Luis Carlos Moro também falou sobre a reforma trabalhista. “Ela não conseguiu universalizar o emprego, pelo contrário, precarizou-o ainda mais”, afirmou. O advogado questionou o interesse contido na maior parte das medidas provisórias e decretos editados pelo governo federal. “Não tenho grande esperança imediata de uma situação melhor para o País, por conta do atual estado de suspensão do projeto constituinte, que decorre da apresentação de propostas contrárias aos fundamentos da República”, alertou. Segundo ele, a maior parte das propostas tem “viés autoritário“.
Tábuas de salvação – Agra Belmonte disse que deverá ocorrer uma enorme demanda à Justiça do Trabalho, mas considerou acertada a edição das Medidas Provisórias 936 e 927, que permitiram, em regime de urgência, a redução de salários e da jornada de trabalho, entre outras alterações na legislação trabalhista. “As MPs surgiram como tábuas de salvação, pois, nesta situação excepcional, é melhor reduzir o salário do que ficar sem o emprego”, ponderou.
Para o ministro, porém, a enxurrada de ações que está por vir poderia ser evitada, se os sindicatos tivessem permanecido com a prerrogativa da negociação.

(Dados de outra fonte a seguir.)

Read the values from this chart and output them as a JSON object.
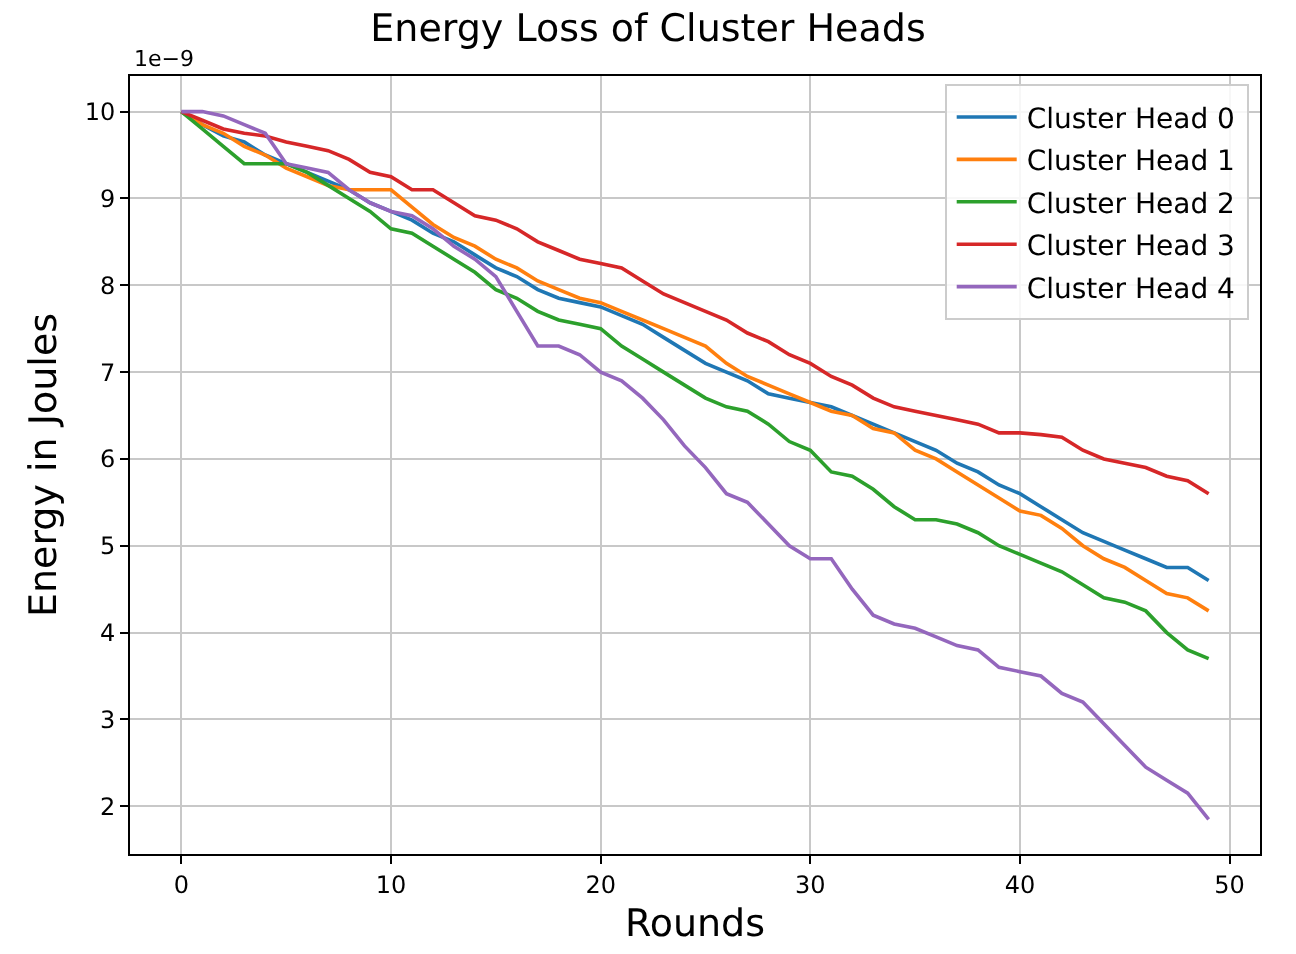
{
  "chart_data": {
    "type": "line",
    "title": "Energy Loss of Cluster Heads",
    "xlabel": "Rounds",
    "ylabel": "Energy in Joules",
    "annotations": [
      "1e−9"
    ],
    "x": [
      0,
      1,
      2,
      3,
      4,
      5,
      6,
      7,
      8,
      9,
      10,
      11,
      12,
      13,
      14,
      15,
      16,
      17,
      18,
      19,
      20,
      21,
      22,
      23,
      24,
      25,
      26,
      27,
      28,
      29,
      30,
      31,
      32,
      33,
      34,
      35,
      36,
      37,
      38,
      39,
      40,
      41,
      42,
      43,
      44,
      45,
      46,
      47,
      48,
      49
    ],
    "series": [
      {
        "name": "Cluster Head 0",
        "color": "#1f77b4",
        "values": [
          10,
          9.85,
          9.72,
          9.65,
          9.5,
          9.4,
          9.3,
          9.2,
          9.1,
          8.95,
          8.85,
          8.75,
          8.6,
          8.5,
          8.35,
          8.2,
          8.1,
          7.95,
          7.85,
          7.8,
          7.75,
          7.65,
          7.55,
          7.4,
          7.25,
          7.1,
          7.0,
          6.9,
          6.75,
          6.7,
          6.65,
          6.6,
          6.5,
          6.4,
          6.3,
          6.2,
          6.1,
          5.95,
          5.85,
          5.7,
          5.6,
          5.45,
          5.3,
          5.15,
          5.05,
          4.95,
          4.85,
          4.75,
          4.75,
          4.6
        ]
      },
      {
        "name": "Cluster Head 1",
        "color": "#ff7f0e",
        "values": [
          10,
          9.85,
          9.75,
          9.6,
          9.5,
          9.35,
          9.25,
          9.15,
          9.1,
          9.1,
          9.1,
          8.9,
          8.7,
          8.55,
          8.45,
          8.3,
          8.2,
          8.05,
          7.95,
          7.85,
          7.8,
          7.7,
          7.6,
          7.5,
          7.4,
          7.3,
          7.1,
          6.95,
          6.85,
          6.75,
          6.65,
          6.55,
          6.5,
          6.35,
          6.3,
          6.1,
          6.0,
          5.85,
          5.7,
          5.55,
          5.4,
          5.35,
          5.2,
          5.0,
          4.85,
          4.75,
          4.6,
          4.45,
          4.4,
          4.25
        ]
      },
      {
        "name": "Cluster Head 2",
        "color": "#2ca02c",
        "values": [
          10,
          9.8,
          9.6,
          9.4,
          9.4,
          9.4,
          9.3,
          9.15,
          9.0,
          8.85,
          8.65,
          8.6,
          8.45,
          8.3,
          8.15,
          7.95,
          7.85,
          7.7,
          7.6,
          7.55,
          7.5,
          7.3,
          7.15,
          7.0,
          6.85,
          6.7,
          6.6,
          6.55,
          6.4,
          6.2,
          6.1,
          5.85,
          5.8,
          5.65,
          5.45,
          5.3,
          5.3,
          5.25,
          5.15,
          5.0,
          4.9,
          4.8,
          4.7,
          4.55,
          4.4,
          4.35,
          4.25,
          4.0,
          3.8,
          3.7
        ]
      },
      {
        "name": "Cluster Head 3",
        "color": "#d62728",
        "values": [
          10,
          9.9,
          9.8,
          9.75,
          9.72,
          9.65,
          9.6,
          9.55,
          9.45,
          9.3,
          9.25,
          9.1,
          9.1,
          8.95,
          8.8,
          8.75,
          8.65,
          8.5,
          8.4,
          8.3,
          8.25,
          8.2,
          8.05,
          7.9,
          7.8,
          7.7,
          7.6,
          7.45,
          7.35,
          7.2,
          7.1,
          6.95,
          6.85,
          6.7,
          6.6,
          6.55,
          6.5,
          6.45,
          6.4,
          6.3,
          6.3,
          6.28,
          6.25,
          6.1,
          6.0,
          5.95,
          5.9,
          5.8,
          5.75,
          5.6
        ]
      },
      {
        "name": "Cluster Head 4",
        "color": "#9467bd",
        "values": [
          10,
          10,
          9.95,
          9.85,
          9.75,
          9.4,
          9.35,
          9.3,
          9.1,
          8.95,
          8.85,
          8.8,
          8.65,
          8.45,
          8.3,
          8.1,
          7.7,
          7.3,
          7.3,
          7.2,
          7.0,
          6.9,
          6.7,
          6.45,
          6.15,
          5.9,
          5.6,
          5.5,
          5.25,
          5.0,
          4.85,
          4.85,
          4.5,
          4.2,
          4.1,
          4.05,
          3.95,
          3.85,
          3.8,
          3.6,
          3.55,
          3.5,
          3.3,
          3.2,
          2.95,
          2.7,
          2.45,
          2.3,
          2.15,
          1.85
        ]
      }
    ],
    "xlim": [
      -2.45,
      51.45
    ],
    "xticks": [
      0,
      10,
      20,
      30,
      40,
      50
    ],
    "ylim": [
      1.45,
      10.41
    ],
    "yticks": [
      2,
      3,
      4,
      5,
      6,
      7,
      8,
      9,
      10
    ],
    "grid": true,
    "legend": "top right",
    "marker": "none",
    "line_style": "solid"
  }
}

Em sua opinião, somente nos casos em que os sindicatos não fizessem acordos coletivos, deveria se partir para os acordos individuais entre empregados e empregadores. “Um grande número de médias e grandes empresas, antes mesmo da edição das MPs, se anteciparam e fizeram acordos individuais e coletivos com trabalhadores e sindicatos”, informou Agra Belmonte
Em seguida, ele complementou: “Contudo, as pequenas e microempresas, que empregam 70% dos trabalhadores do País, não fizeram tais acordos, sendo daí que virá a judicialização, em questionamento, por exemplo, aos valores pagos pelas indenizações aos demitidos”. O ministro defendeu “a adequação da lei aos novos tempos, mas sem a flexibilização de direitos”.

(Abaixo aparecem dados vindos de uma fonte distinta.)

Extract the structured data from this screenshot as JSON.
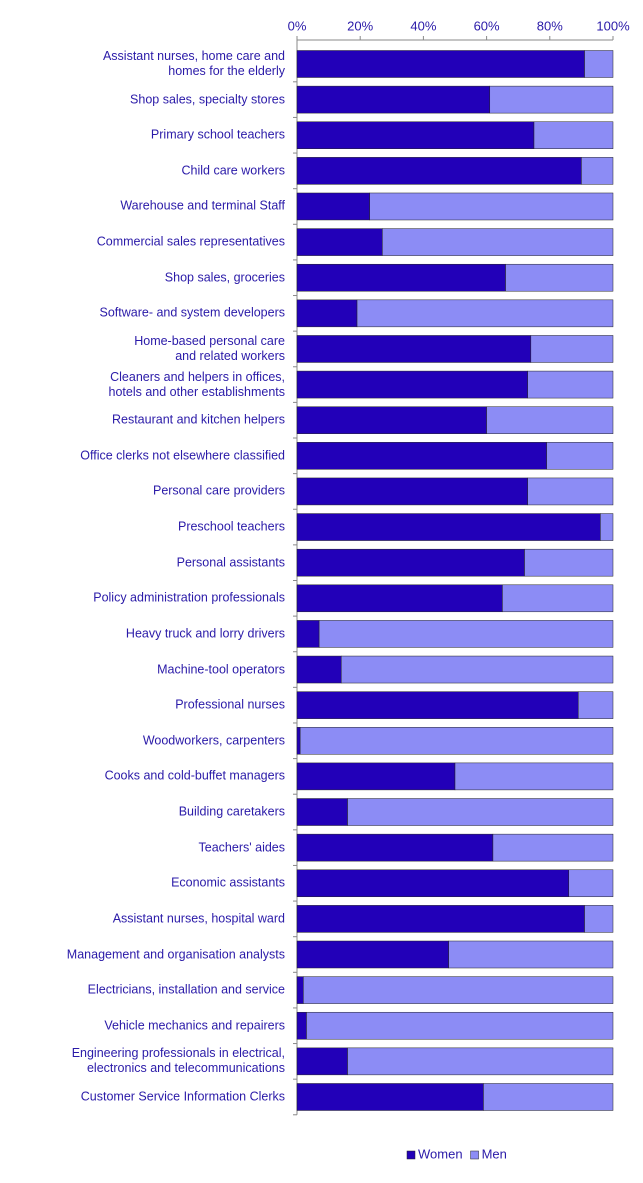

Luís Carlos Moro demonstrou preocupação com o tratamento a ser dispensado às demandas pelos tribunais regionais do trabalho. “É preciso que haja respeito a todas as exigências processuais, que podem ser gravemente reduzidas com a realização das audiências virtuais impostas pela crise sanitária”, defendeu. Em sua opinião, “a interpretação da lei passou a ser mais importante do que a lei em si”.

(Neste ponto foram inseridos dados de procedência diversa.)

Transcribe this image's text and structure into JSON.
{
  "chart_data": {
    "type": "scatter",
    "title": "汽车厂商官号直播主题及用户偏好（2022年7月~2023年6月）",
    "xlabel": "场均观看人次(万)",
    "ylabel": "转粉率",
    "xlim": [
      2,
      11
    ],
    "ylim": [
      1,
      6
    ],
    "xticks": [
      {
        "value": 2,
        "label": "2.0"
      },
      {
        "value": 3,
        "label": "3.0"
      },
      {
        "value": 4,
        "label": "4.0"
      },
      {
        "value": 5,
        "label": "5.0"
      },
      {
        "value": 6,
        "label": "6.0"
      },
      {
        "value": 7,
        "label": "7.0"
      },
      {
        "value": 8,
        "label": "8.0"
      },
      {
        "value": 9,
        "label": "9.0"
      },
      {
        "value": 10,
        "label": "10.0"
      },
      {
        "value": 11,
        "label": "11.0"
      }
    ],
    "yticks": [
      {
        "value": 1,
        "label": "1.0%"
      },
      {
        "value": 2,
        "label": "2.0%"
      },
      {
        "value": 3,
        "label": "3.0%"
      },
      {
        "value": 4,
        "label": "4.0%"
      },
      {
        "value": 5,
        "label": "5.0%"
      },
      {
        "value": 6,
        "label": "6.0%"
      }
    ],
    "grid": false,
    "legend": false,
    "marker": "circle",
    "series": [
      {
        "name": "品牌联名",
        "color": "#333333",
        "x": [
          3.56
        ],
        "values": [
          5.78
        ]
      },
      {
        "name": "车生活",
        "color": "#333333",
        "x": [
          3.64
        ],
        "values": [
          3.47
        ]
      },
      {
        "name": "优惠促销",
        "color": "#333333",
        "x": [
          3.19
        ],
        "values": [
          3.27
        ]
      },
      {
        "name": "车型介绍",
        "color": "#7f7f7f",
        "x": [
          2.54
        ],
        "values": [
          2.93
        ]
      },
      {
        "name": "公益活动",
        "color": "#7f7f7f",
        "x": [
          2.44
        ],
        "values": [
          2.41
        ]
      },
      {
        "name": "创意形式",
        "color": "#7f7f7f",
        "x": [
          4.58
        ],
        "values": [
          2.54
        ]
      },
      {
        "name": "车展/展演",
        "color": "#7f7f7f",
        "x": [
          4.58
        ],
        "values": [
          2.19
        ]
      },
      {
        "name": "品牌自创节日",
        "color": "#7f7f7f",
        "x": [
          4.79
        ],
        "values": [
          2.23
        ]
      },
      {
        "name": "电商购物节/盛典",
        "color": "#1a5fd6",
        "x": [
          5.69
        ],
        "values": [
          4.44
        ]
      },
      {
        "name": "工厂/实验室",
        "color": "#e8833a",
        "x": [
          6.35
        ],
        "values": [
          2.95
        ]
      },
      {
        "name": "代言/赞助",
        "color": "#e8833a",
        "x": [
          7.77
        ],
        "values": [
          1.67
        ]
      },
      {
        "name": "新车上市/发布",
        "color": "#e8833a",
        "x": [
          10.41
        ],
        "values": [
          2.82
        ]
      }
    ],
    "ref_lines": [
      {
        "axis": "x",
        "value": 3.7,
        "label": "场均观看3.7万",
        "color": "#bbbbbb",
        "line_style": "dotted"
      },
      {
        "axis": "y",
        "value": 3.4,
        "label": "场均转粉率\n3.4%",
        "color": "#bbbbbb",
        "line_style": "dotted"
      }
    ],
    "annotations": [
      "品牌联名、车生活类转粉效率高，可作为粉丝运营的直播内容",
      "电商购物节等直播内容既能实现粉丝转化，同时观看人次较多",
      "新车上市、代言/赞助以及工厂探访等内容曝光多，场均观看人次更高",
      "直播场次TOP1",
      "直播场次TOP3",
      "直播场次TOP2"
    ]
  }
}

Moro comentou, também, sobre a decisão do STF que, por sete votos a três, considerou constitucional a MP 936, que instituiu o Programa Emergencial de Manutenção do Emprego e da Renda, para reduzir salários e a jornada de trabalho por meio de acordos individuais, alijando os sindicatos das negociações. Conforme o artigo 7º da Constituição Federal, a redução de salários só pode ocorrer por meio de acordos coletivos. “A Constituição foi suspensa por uma medida provisória”, afirmou o advogado.
Segundo Moro, na sua decisão, o STF, diante da emergência gerada por milhões de acordos firmados e que precisavam ser validados, “adotou um critério político, e não jurídico, embora não haja circunstância excepcional que impeça a aplicação da Constituição”. Para Agra Belmonte, “com base na letra expressa, a MP é inconstitucional”. O ministro defendeu “o fortalecimento da legitimação dos sindicatos, que existem para servir à sociedade”.
No encerramento do evento, a presidente nacional do IAB ressaltou que “não há segurança jurídica à margem da Constituição”. Rita Cortez propôs: “É necessário reformular o papel do Estado brasileiro e fortalecer a proteção aos direitos fundamentais”.